Every crisis has a response. Policymakers put in safeguards and provide incentives for the next bull market, in their attempt to prevent it from happening again.
In these policies, we should, usually, seek the seeds of the next crisis. From the biggest potential risks, the private equity space is where we would focus.
In the 1970s, the world experienced a decade of slow growth and high inflation. In their effort to put a stop to it, central banks launched interest rates at very high levels. Desperate homeowners were, anecdotally, sending their house keys to Paul Volcker, the chair of the Federal Reserve in the mid-1980s.
To balance the equation and foster growth again, governments defanged laws preventing banks from leveraging their deposits to give out more loans. It enabled banks to essentially create money.

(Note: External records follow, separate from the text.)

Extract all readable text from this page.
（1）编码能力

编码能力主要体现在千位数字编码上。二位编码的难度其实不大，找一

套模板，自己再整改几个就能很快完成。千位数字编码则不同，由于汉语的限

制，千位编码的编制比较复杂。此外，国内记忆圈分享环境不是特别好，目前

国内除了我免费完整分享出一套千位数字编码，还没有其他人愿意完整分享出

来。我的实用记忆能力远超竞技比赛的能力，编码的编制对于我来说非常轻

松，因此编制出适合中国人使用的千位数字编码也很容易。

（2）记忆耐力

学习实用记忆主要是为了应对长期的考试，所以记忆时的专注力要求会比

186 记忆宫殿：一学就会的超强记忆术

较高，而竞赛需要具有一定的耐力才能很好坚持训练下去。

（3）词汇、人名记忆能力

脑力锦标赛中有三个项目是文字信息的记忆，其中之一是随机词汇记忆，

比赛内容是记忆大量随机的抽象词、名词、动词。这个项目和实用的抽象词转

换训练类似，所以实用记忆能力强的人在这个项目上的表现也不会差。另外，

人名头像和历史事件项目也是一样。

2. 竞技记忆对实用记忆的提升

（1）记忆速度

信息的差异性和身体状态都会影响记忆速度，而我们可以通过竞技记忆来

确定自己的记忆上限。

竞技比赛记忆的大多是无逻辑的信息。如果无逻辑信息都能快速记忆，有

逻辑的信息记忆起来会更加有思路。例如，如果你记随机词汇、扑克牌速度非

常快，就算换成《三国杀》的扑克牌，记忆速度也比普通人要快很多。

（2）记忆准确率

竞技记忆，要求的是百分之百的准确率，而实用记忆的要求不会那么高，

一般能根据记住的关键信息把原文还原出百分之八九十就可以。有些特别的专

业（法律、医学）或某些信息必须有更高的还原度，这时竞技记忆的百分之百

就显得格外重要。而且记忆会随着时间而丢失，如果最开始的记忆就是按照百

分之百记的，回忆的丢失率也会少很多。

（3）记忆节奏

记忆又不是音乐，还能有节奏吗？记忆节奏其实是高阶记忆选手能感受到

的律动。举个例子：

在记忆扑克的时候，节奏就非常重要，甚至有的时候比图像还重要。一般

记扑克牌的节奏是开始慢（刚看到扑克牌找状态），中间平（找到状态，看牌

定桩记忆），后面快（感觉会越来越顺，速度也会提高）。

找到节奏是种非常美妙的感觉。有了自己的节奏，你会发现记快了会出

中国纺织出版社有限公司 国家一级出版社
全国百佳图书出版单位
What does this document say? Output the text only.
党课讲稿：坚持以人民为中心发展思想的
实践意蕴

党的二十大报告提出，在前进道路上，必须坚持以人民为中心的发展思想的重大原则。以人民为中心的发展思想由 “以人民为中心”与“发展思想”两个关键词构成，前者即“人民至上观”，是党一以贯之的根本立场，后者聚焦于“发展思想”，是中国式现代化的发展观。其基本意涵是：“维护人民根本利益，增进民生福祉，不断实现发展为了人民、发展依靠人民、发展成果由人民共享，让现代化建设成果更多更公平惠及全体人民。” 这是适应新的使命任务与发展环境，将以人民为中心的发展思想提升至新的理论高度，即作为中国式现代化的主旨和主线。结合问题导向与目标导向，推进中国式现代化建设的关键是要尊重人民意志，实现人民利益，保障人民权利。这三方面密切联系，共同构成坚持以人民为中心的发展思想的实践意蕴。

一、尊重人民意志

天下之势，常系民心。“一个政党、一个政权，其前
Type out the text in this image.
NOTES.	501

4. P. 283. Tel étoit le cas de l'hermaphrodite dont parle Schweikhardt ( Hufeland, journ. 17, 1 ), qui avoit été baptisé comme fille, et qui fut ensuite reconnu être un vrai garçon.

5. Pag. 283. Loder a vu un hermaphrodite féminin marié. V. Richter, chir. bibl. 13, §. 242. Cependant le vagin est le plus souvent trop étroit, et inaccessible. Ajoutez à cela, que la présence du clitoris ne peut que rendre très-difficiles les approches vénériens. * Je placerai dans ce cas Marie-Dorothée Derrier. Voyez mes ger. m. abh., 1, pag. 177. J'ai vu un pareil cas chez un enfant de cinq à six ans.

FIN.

However, risks for depositors rose, without compensation or their knowledge.
The 2008 global financial crisis was about 25years of banks taking increased risks with their clients’ deposits. It got so bad that banks were happy to give out loans to people who could never hope to repay them, and then try to pass on the risks to others.
Governments knew that it was their own deregulatory efforts that led to this result. “Too big to fail”, bad as it sounded, was probably more politically palatable than, “we had to do something 25 years ago”.
Banks re-shackled
The response to that crisis was as expected. Regulators relaxed oversight and made sure private investors had enough tax incentives to pick up the investment baton. The central banks would print enough money to keep risks and interest rates low enough to foster investments, and then deliberately kept the banks off the party’s guest list.
Banks were re-shackled, becoming the boring institutions they were five decades before. No more proprietary trading desks or super-leveraging deposits. A decade of ultra-low-cost capital signalled the rise of private equity investing.
Many companies even opted to remain private, rather than raise money through an initial public offering. Over the past 25 years, the number of US public companies declined by a third, and the remaining pool is dominated by a handful of tech companies.
Private equity companies currently have a valuation problem. The valuation of a company depends on the amount the last investors put in.
Let us use a company called TechX as an example. TechX produces equipment with haptic feedback for game consoles and the metaverse. During the time of cheap money, a venture capitalist invested $20mn (£15.7mn) from its $1bn pool to acquire 2 per cent of the company.
The stake was purposefully low. With a small amount of money, an influx of just $20m, the company is now suddenly a $1bn “unicorn”, although it has never seen that amount of money. That status is set to attract even more investors.
Private equities — a step up in terms of capital and scrutiny from venture capitalists — would now put TechX on the radar. They might offer less generous valuations terms, but still big enough for the company to grow exponentially.